Frank Desena, 55, of Wayne, was playing at Straddle, an underground club on the seventh floor of an office building at 251 Fifth Ave., around 11:15 p.m. Friday when three black-clad, ski-masked robbers invaded and killed him by accident, said witnesses.
The robbers - who displayed a flair for drama by calling each other "One," "Two" and "Three" - "walked in and screamed, 'Everyone get down on the f- - -ing floor!' " a player recounted.
The hoods ordered the players to put their cash on the tables and lie on the floor. They also beat the room's cashier to make sure he handed over all the house's money, said witnesses.
Suddenly, one of the robbers dropped his sawed-off shotgun. As he picked it up from the floor, the gun fired, mortally wounding Desena in the torso, two witnesses said.
"Everybody in the room is a bunch of hard-asses," said a player. "So everyone was pretty calm until the guy got shot."
After the shooting, the robbers gathered up their cash and fled. A police source estimated the haul at over $100,000.

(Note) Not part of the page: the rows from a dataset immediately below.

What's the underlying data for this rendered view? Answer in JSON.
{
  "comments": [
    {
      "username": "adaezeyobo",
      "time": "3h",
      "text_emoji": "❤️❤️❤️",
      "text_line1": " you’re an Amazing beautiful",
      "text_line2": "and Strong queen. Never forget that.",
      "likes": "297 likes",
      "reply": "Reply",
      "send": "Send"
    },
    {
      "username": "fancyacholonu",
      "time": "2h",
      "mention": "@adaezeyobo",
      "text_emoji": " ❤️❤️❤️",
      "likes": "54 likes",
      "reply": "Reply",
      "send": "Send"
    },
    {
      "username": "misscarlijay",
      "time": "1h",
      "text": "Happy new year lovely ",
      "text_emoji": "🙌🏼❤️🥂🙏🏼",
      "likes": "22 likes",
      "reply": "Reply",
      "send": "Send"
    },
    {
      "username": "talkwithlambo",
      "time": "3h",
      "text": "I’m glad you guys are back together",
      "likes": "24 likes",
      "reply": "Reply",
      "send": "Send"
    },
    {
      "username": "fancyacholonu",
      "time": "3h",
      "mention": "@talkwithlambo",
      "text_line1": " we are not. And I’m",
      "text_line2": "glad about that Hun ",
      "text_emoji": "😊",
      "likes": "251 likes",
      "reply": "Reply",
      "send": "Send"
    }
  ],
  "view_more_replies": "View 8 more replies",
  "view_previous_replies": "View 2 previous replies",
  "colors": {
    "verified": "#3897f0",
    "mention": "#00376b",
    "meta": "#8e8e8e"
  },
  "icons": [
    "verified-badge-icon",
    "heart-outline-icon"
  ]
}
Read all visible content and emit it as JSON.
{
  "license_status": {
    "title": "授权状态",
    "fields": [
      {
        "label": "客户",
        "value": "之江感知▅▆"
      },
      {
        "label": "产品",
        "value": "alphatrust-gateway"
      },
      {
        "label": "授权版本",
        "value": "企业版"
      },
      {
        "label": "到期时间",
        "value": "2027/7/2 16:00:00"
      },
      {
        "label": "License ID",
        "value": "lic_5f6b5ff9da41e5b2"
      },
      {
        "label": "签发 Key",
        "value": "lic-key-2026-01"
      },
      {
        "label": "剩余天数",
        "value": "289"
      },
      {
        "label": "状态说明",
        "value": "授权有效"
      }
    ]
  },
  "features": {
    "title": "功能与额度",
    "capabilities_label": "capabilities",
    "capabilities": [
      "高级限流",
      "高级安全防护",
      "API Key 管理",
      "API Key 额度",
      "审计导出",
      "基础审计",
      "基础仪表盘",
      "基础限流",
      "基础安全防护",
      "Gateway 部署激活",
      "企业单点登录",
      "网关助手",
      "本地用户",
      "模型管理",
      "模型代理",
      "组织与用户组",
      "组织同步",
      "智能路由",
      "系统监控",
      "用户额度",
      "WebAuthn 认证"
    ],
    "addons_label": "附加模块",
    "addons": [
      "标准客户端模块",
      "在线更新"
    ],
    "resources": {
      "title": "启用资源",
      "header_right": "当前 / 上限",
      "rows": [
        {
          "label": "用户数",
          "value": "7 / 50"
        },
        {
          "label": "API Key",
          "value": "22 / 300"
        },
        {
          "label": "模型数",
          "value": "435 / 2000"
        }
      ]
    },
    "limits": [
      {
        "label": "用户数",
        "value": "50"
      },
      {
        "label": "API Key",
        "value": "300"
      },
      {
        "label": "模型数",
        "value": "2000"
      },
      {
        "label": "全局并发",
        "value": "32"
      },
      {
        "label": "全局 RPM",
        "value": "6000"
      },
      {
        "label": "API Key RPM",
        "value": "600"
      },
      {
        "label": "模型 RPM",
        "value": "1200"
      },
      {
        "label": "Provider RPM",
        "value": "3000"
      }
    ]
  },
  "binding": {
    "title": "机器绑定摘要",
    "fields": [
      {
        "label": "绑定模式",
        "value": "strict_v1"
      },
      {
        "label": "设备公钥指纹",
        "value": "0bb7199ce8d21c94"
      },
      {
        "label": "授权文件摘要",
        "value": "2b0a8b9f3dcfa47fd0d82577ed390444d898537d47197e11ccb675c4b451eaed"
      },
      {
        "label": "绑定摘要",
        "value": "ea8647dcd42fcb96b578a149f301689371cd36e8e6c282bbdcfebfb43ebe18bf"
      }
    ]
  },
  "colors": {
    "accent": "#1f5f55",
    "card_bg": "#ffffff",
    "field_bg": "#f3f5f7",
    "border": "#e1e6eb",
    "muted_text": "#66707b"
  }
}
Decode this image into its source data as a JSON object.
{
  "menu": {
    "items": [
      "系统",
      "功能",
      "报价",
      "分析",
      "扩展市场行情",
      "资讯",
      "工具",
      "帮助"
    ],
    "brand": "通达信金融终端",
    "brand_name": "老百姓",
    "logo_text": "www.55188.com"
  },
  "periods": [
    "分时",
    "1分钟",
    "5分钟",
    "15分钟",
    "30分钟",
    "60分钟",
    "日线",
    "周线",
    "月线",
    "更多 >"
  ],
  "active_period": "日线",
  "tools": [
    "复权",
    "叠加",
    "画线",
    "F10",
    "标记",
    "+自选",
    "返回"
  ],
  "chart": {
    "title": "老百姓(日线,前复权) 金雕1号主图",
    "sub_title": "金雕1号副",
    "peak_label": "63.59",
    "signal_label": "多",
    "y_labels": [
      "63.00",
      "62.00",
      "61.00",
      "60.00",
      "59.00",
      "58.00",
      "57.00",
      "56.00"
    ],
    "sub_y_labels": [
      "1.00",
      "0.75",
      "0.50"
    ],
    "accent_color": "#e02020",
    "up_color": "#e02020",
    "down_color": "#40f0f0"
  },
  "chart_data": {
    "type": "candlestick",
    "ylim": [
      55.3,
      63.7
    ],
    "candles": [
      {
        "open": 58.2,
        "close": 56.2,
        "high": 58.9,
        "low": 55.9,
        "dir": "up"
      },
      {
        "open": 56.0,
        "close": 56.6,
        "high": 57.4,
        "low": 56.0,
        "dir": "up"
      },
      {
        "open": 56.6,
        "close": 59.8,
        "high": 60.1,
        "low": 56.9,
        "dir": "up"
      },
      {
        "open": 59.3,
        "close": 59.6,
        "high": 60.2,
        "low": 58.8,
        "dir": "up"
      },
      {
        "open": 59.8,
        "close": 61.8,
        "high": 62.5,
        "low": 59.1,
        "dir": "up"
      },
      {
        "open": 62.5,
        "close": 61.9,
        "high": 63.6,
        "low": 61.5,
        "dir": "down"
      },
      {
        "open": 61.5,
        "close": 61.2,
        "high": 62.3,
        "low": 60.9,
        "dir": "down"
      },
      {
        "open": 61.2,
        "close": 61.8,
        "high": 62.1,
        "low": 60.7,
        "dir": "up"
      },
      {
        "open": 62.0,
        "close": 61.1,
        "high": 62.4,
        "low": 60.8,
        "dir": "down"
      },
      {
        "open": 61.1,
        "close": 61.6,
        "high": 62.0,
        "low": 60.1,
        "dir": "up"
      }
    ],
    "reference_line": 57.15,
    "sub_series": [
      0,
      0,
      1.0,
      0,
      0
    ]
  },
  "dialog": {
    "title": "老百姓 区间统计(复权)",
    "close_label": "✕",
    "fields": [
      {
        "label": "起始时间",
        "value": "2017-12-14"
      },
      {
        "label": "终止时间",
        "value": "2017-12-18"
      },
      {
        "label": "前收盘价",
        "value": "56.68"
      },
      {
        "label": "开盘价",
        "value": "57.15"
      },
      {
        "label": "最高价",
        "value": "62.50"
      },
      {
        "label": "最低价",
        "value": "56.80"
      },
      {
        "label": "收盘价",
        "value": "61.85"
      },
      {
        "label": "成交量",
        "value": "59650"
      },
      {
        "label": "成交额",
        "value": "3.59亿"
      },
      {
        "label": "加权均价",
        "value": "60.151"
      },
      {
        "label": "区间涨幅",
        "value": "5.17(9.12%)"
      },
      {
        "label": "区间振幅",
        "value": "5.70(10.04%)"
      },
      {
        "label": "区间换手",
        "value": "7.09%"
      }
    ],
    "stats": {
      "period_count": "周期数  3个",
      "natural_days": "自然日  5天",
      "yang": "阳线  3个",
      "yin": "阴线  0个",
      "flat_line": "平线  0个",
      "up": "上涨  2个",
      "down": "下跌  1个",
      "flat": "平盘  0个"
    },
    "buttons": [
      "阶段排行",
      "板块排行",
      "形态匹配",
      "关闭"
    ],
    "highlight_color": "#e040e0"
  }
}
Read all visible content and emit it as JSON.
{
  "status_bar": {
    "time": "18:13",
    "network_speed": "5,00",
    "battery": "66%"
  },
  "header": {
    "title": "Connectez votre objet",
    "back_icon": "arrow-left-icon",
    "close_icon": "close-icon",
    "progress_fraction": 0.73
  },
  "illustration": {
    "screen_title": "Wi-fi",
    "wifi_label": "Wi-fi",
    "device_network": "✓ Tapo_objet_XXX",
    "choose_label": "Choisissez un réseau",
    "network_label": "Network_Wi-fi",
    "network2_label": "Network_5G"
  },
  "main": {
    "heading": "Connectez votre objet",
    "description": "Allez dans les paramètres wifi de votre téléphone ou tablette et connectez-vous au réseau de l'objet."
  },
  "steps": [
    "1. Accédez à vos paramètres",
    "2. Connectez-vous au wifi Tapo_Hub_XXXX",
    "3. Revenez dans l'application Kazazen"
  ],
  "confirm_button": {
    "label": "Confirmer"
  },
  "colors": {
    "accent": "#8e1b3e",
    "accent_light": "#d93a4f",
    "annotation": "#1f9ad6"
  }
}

Desena died just before midnight at St. Vincent's Hospital. A neighbor said he was an instructor at the Stevens Institute in Hoboken who took good care of his wife and daughter, and who often invited neighbors to his home to watch Yankee games or the Super Bowl.
The poker room, which one patron said had about a dozen tables, opened within the last 10 days. Its operators had at least one other club, also called Straddle, that was shut down by police several months ago after another robbery, said customers.
To get in, players either had to be known to its operators or offer references, patrons said. Straddle's clientele was "your local bank tellers, kids you go to college with, lawyers," said a female gambler who was disappointed to find the place shuttered yesterday.
One witness said that in the hours before the robbery, the players included comedian and actor Michael Ian Black, who has guest-hosted the "Late Late Show" on CBS and appeared in the "Reno 911" series on Comedy Central. Black is a well-known poker player. He could not be reached yesterday.
Poker was all that went on at the club - its owners didn't even allow alcohol, the woman said. "It's a totally friendly atmosphere," she said. "Everybody knows each other. It's like your freaking book clubs."